Un point d'appui dans des stratégies de poursuite du cursus scolaire

Pour la plupart, c'est dès l'enfance que ces jeunes ont commencé à fréquenter une bibliothèque municipale. Et c'est généralement par le biais de l'école qu'ils y sont venus la première fois - qu'ils aient été accompagnés d'un instituteur, ou, le plus souvent, d'un enfant plus âgé qui lui-même y avait été conduit par un enseignant. Pourquoi, après ces premières visites accompagnées, ont-ils repris le chemin de la bibliothèque tandis que d'autres l'abandonnaient? C'est souvent une histoire de familles : il est des fratries où plusieurs enfants fréquentent régulièrement la bibliothèque, et y trouvent un point d'appui essentiel dans la poursuite de leur cursus scolaire, alors que leurs parents sont, pour la plupart, des immigrés issus de milieux ruraux analphabètes. Mais s'ils n'ont pu les aider pour les devoirs, ces parents ont beaucoup investi leurs études, leur signifiant, jour après jour, leur désir qu'ils acquièrent de "l'instruction" et qu'ils réalisent une ascension sociale. Dans ces familles, très fréquemment les aînés montrent la voie aux suivants. Et leur rôle de grands frères ou de grandes sœurs va au-delà, car beaucoup s'impliquent dans du soutien scolaire, de l'animation, des activités associatives.

Lors des années de collège et de lycée, ces jeunes viennent donc avant tout à la bibliothèque municipale pour faire leurs devoirs ou préparer un exposé, le plus souvent à plusieurs : c'est pour eux la forme d'utilisation la plus fréquente, la plus visible aussi, de cet équipement. Et au moins autant que la possibilité de disposer d'usuels et de documents manquants chez eux, ou que l'aide éventuelle des bibliothécaires, c'est l'opportunité de trouver un cadre structurant, un lieu où ils se soutiennent mutuellement, quelquefois par le simple fait de se voir travailler, qu'ils mentionnent. Pour beaucoup de garçons en particulier, tout se passe comme si l'élaboration, en bibliothèque, d'une alternative à la bande, d'une autre forme de groupe, à forte cohésion, était seule à même de les protéger de la rue et de ses galères.

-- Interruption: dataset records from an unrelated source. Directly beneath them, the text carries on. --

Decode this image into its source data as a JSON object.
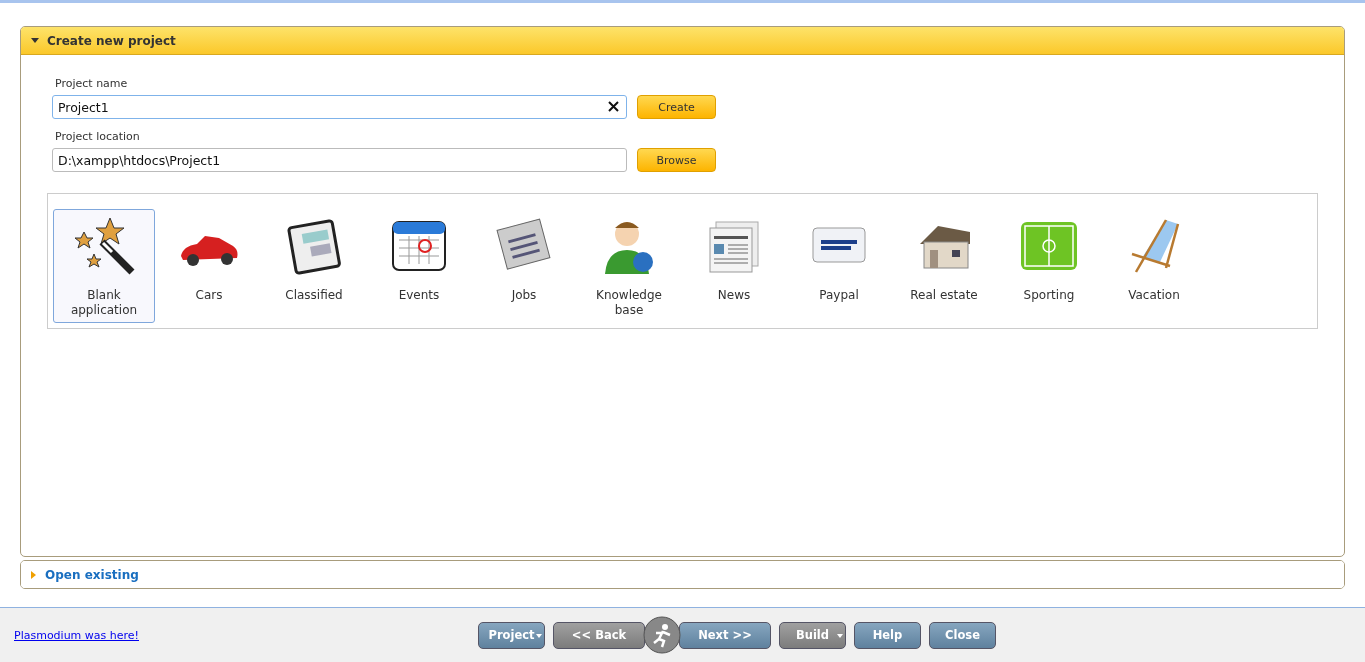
{
  "create_section": {
    "title": "Create new project",
    "expanded": true,
    "fields": [
      {
        "label": "Project name",
        "value": "Project1",
        "clearable": true,
        "focused": true,
        "button": "Create"
      },
      {
        "label": "Project location",
        "value": "D:\\xampp\\htdocs\\Project1",
        "clearable": false,
        "focused": false,
        "button": "Browse"
      }
    ],
    "templates": [
      {
        "label": "Blank application",
        "kind": "wand",
        "selected": true
      },
      {
        "label": "Cars",
        "kind": "car",
        "selected": false
      },
      {
        "label": "Classified",
        "kind": "paper",
        "selected": false
      },
      {
        "label": "Events",
        "kind": "calendar",
        "selected": false
      },
      {
        "label": "Jobs",
        "kind": "jobs",
        "selected": false
      },
      {
        "label": "Knowledge base",
        "kind": "person",
        "selected": false
      },
      {
        "label": "News",
        "kind": "news",
        "selected": false
      },
      {
        "label": "Paypal",
        "kind": "paypal",
        "selected": false
      },
      {
        "label": "Real estate",
        "kind": "house",
        "selected": false
      },
      {
        "label": "Sporting",
        "kind": "field",
        "selected": false
      },
      {
        "label": "Vacation",
        "kind": "chair",
        "selected": false
      }
    ]
  },
  "open_section": {
    "title": "Open existing",
    "expanded": false
  },
  "footer": {
    "link": "Plasmodium was here!",
    "buttons": [
      {
        "label": "Project",
        "kind": "dropdown",
        "disabled": false
      },
      {
        "label": "<< Back",
        "kind": "back",
        "disabled": true
      },
      {
        "label": "Next >>",
        "kind": "next",
        "disabled": false
      },
      {
        "label": "Build",
        "kind": "dropdown",
        "disabled": true
      },
      {
        "label": "Help",
        "kind": "plain",
        "disabled": false
      },
      {
        "label": "Close",
        "kind": "plain",
        "disabled": false
      }
    ]
  }
}
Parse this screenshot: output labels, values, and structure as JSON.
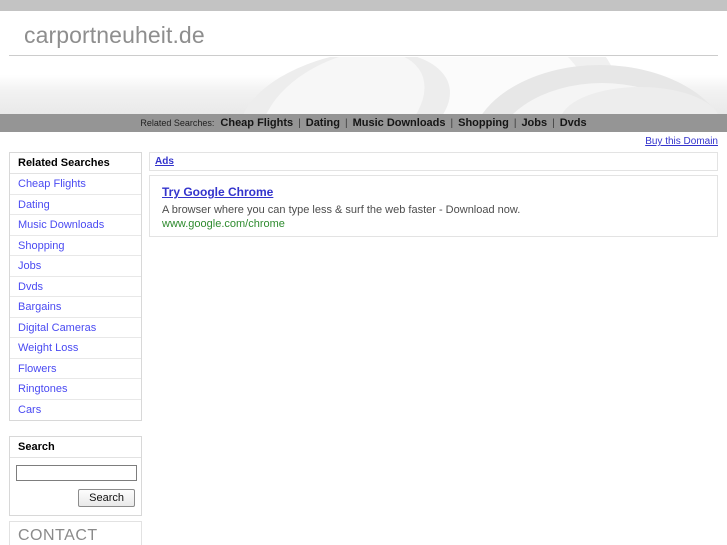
{
  "header": {
    "domain_title": "carportneuheit.de"
  },
  "nav": {
    "label": "Related Searches:",
    "separator": "|",
    "links": [
      "Cheap Flights",
      "Dating",
      "Music Downloads",
      "Shopping",
      "Jobs",
      "Dvds"
    ]
  },
  "buy_domain": {
    "label": "Buy this Domain"
  },
  "sidebar": {
    "related": {
      "title": "Related Searches",
      "items": [
        "Cheap Flights",
        "Dating",
        "Music Downloads",
        "Shopping",
        "Jobs",
        "Dvds",
        "Bargains",
        "Digital Cameras",
        "Weight Loss",
        "Flowers",
        "Ringtones",
        "Cars"
      ]
    },
    "search": {
      "title": "Search",
      "input_value": "",
      "input_placeholder": "",
      "button_label": "Search"
    },
    "contact": {
      "title": "CONTACT"
    }
  },
  "main": {
    "ads_label": "Ads",
    "ads": [
      {
        "title": "Try Google Chrome",
        "description": "A browser where you can type less & surf the web faster - Download now.",
        "url": "www.google.com/chrome"
      }
    ]
  },
  "colors": {
    "topbar": "#c3c3c3",
    "navbar": "#959595",
    "link_blue": "#3333cc",
    "sidebar_link": "#4a4af2",
    "ad_url_green": "#2e8b2e",
    "title_gray": "#8e8e8e"
  }
}
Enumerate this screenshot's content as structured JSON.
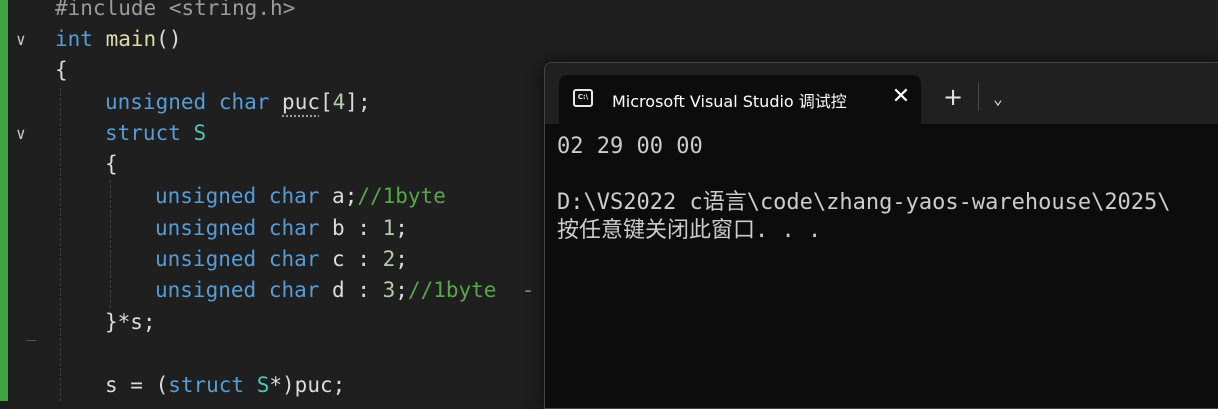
{
  "editor": {
    "lines": [
      {
        "kind": "include",
        "directive": "#include",
        "header": "<string.h>"
      },
      {
        "kind": "main",
        "type": "int",
        "name": "main",
        "parens": "()"
      },
      {
        "kind": "plain",
        "text": "{"
      },
      {
        "kind": "decl",
        "kw1": "unsigned",
        "kw2": "char",
        "var": "puc",
        "rest": "[",
        "num": "4",
        "end": "];"
      },
      {
        "kind": "struct",
        "kw": "struct",
        "name": "S"
      },
      {
        "kind": "plain",
        "text": "{"
      },
      {
        "kind": "field",
        "kw1": "unsigned",
        "kw2": "char",
        "rest": "a;",
        "comment": "//1byte"
      },
      {
        "kind": "bitfield",
        "kw1": "unsigned",
        "kw2": "char",
        "rest": "b : ",
        "num": "1",
        "end": ";"
      },
      {
        "kind": "bitfield",
        "kw1": "unsigned",
        "kw2": "char",
        "rest": "c : ",
        "num": "2",
        "end": ";"
      },
      {
        "kind": "bitfield",
        "kw1": "unsigned",
        "kw2": "char",
        "rest": "d : ",
        "num": "3",
        "end": ";",
        "comment": "//1byte  -"
      },
      {
        "kind": "plain",
        "text": "}*s;"
      },
      {
        "kind": "plain",
        "text": ""
      },
      {
        "kind": "cast",
        "pre": "s = (",
        "kw": "struct",
        "type": "S",
        "post": "*)puc;"
      }
    ]
  },
  "terminal": {
    "title": "Microsoft Visual Studio 调试控",
    "icon": "terminal-icon",
    "close_icon": "close-icon",
    "new_tab_icon": "plus-icon",
    "dropdown_icon": "chevron-down-icon",
    "output": [
      "02 29 00 00",
      "",
      "D:\\VS2022 c语言\\code\\zhang-yaos-warehouse\\2025\\",
      "按任意键关闭此窗口. . ."
    ]
  }
}
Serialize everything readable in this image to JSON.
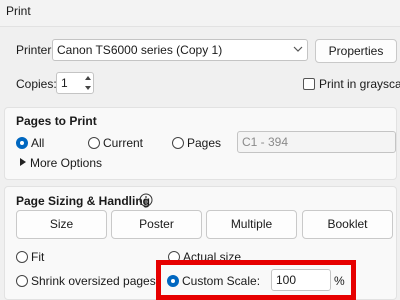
{
  "window": {
    "title": "Print"
  },
  "printer": {
    "label": "Printer:",
    "selected": "Canon TS6000 series (Copy 1)",
    "properties_label": "Properties"
  },
  "copies": {
    "label": "Copies:",
    "value": "1"
  },
  "grayscale": {
    "label": "Print in grayscale",
    "checked": false
  },
  "pages_to_print": {
    "heading": "Pages to Print",
    "options": [
      "All",
      "Current",
      "Pages"
    ],
    "selected": "All",
    "range_value": "C1 - 394",
    "more_options": "More Options"
  },
  "sizing": {
    "heading": "Page Sizing & Handling",
    "info_icon": "info-icon",
    "buttons": [
      "Size",
      "Poster",
      "Multiple",
      "Booklet"
    ],
    "fit_label": "Fit",
    "actual_size_label": "Actual size",
    "shrink_label": "Shrink oversized pages",
    "custom_scale_label": "Custom Scale:",
    "custom_scale_value": "100",
    "percent": "%",
    "selected": "Custom Scale"
  },
  "colors": {
    "accent": "#0067c0",
    "highlight": "#e60000"
  }
}
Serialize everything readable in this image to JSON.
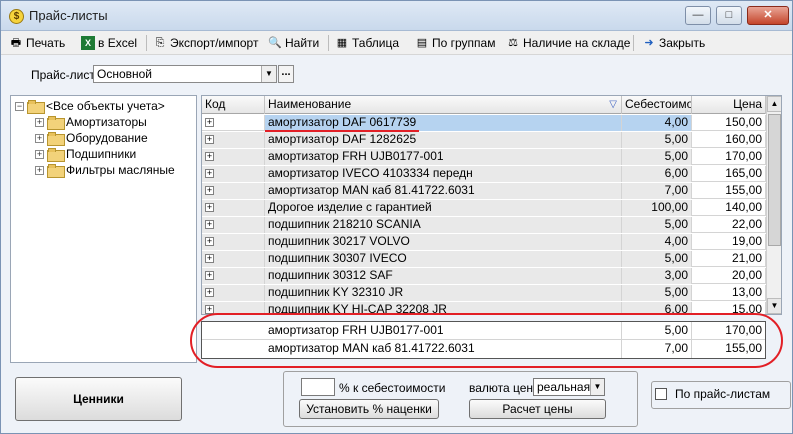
{
  "window": {
    "title": "Прайс-листы",
    "controls": {
      "minimize": "—",
      "maximize": "□",
      "close": "✕"
    }
  },
  "toolbar": {
    "print": "Печать",
    "excel": "в Excel",
    "export_import": "Экспорт/импорт",
    "find": "Найти",
    "table": "Таблица",
    "by_groups": "По группам",
    "in_stock": "Наличие на складе",
    "close": "Закрыть"
  },
  "pricelist": {
    "label": "Прайс-лист",
    "selected": "Основной",
    "dots": "..."
  },
  "tree": {
    "root": "<Все объекты учета>",
    "items": [
      "Амортизаторы",
      "Оборудование",
      "Подшипники",
      "Фильтры масляные"
    ]
  },
  "grid": {
    "columns": {
      "code": "Код",
      "name": "Наименование",
      "cost": "Себестоимо",
      "price": "Цена"
    },
    "rows": [
      {
        "name": "амортизатор DAF 0617739",
        "cost": "4,00",
        "price": "150,00"
      },
      {
        "name": "амортизатор DAF 1282625",
        "cost": "5,00",
        "price": "160,00"
      },
      {
        "name": "амортизатор FRH UJB0177-001",
        "cost": "5,00",
        "price": "170,00"
      },
      {
        "name": "амортизатор IVECO 4103334 передн",
        "cost": "6,00",
        "price": "165,00"
      },
      {
        "name": "амортизатор MAN каб 81.41722.6031",
        "cost": "7,00",
        "price": "155,00"
      },
      {
        "name": "Дорогое изделие с гарантией",
        "cost": "100,00",
        "price": "140,00"
      },
      {
        "name": "подшипник 218210 SCANIA",
        "cost": "5,00",
        "price": "22,00"
      },
      {
        "name": "подшипник 30217 VOLVO",
        "cost": "4,00",
        "price": "19,00"
      },
      {
        "name": "подшипник 30307 IVECO",
        "cost": "5,00",
        "price": "21,00"
      },
      {
        "name": "подшипник 30312 SAF",
        "cost": "3,00",
        "price": "20,00"
      },
      {
        "name": "подшипник KY 32310 JR",
        "cost": "5,00",
        "price": "13,00"
      },
      {
        "name": "подшипник KY HI-CAP 32208 JR",
        "cost": "6,00",
        "price": "15,00"
      }
    ]
  },
  "summary": {
    "rows": [
      {
        "name": "амортизатор FRH UJB0177-001",
        "cost": "5,00",
        "price": "170,00"
      },
      {
        "name": "амортизатор MAN каб 81.41722.6031",
        "cost": "7,00",
        "price": "155,00"
      }
    ]
  },
  "bottom": {
    "tags_button": "Ценники",
    "pct_label": "% к себестоимости",
    "set_markup": "Установить % наценки",
    "currency_label": "валюта цен",
    "currency_value": "реальная",
    "calc_prices": "Расчет цены",
    "by_pricelists": "По прайс-листам"
  },
  "colors": {
    "highlight": "#e21f26",
    "selection": "#b6d3f0"
  }
}
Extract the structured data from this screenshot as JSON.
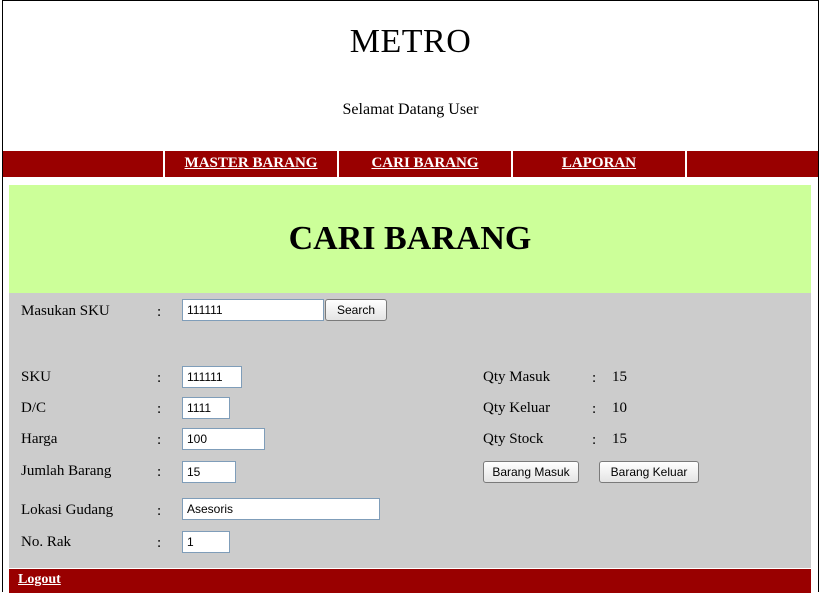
{
  "header": {
    "title": "METRO",
    "welcome": "Selamat Datang User"
  },
  "nav": {
    "items": [
      {
        "label": "MASTER BARANG"
      },
      {
        "label": "CARI BARANG"
      },
      {
        "label": "LAPORAN"
      }
    ]
  },
  "banner": {
    "title": "CARI BARANG"
  },
  "search": {
    "label": "Masukan SKU",
    "colon": ":",
    "value": "111111",
    "button": "Search"
  },
  "form": {
    "sku": {
      "label": "SKU",
      "colon": ":",
      "value": "111111"
    },
    "dc": {
      "label": "D/C",
      "colon": ":",
      "value": "1111"
    },
    "harga": {
      "label": "Harga",
      "colon": ":",
      "value": "100"
    },
    "jumlah": {
      "label": "Jumlah Barang",
      "colon": ":",
      "value": "15"
    },
    "lokasi": {
      "label": "Lokasi Gudang",
      "colon": ":",
      "value": "Asesoris"
    },
    "rak": {
      "label": "No. Rak",
      "colon": ":",
      "value": "1"
    }
  },
  "qty": {
    "masuk": {
      "label": "Qty Masuk",
      "colon": ":",
      "value": "15"
    },
    "keluar": {
      "label": "Qty Keluar",
      "colon": ":",
      "value": "10"
    },
    "stock": {
      "label": "Qty Stock",
      "colon": ":",
      "value": "15"
    }
  },
  "actions": {
    "masuk": "Barang Masuk",
    "keluar": "Barang Keluar"
  },
  "footer": {
    "logout": "Logout"
  }
}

Dans ce type d'utilisation, quand on s'aventure dans les rayons, c'est avant tout pour trouver des documents en rapport avec le sujet qu'a dicté l'enseignant. Certains en resteront là : ils auront passé des journées entières au milieu des livres, mais ils n'y auront pas pris goût à lire. Ou ils auront accédé à ce plaisir dans l'enfance, notamment grâce à la bibliothèque, puis ils l'auront apparemment perdu. Et quand leur parcours scolaire s'achèvera ils arrêteront de fréquenter ce lieu, qui n'était pour eux qu'un complément - essentiel - de l'école.
Grâce à l'appui de la bibliothèque, ils auront poursuivi leur cursus et évité les pièges de la rue ou d'autres embûches - car le soutien scolaire est devenu un des modes privilégiés d'implantation des associations de réislamisation. Quant à trouver un emploi... c'est une autre histoire. Car si le diplôme reste un atout, les réseaux de relations sont souvent déterminants, et c'est là où les handicaps sociaux rattrapent au collet même les plus désireux de "s'en sortir", là aussi où la xénophobie se fait sentir avec violence. Et quand on est une fille d'origine musulmane, c'est parfois le moment où "la tradition" vous enjoint de vous marier ou de rentrer à la maison.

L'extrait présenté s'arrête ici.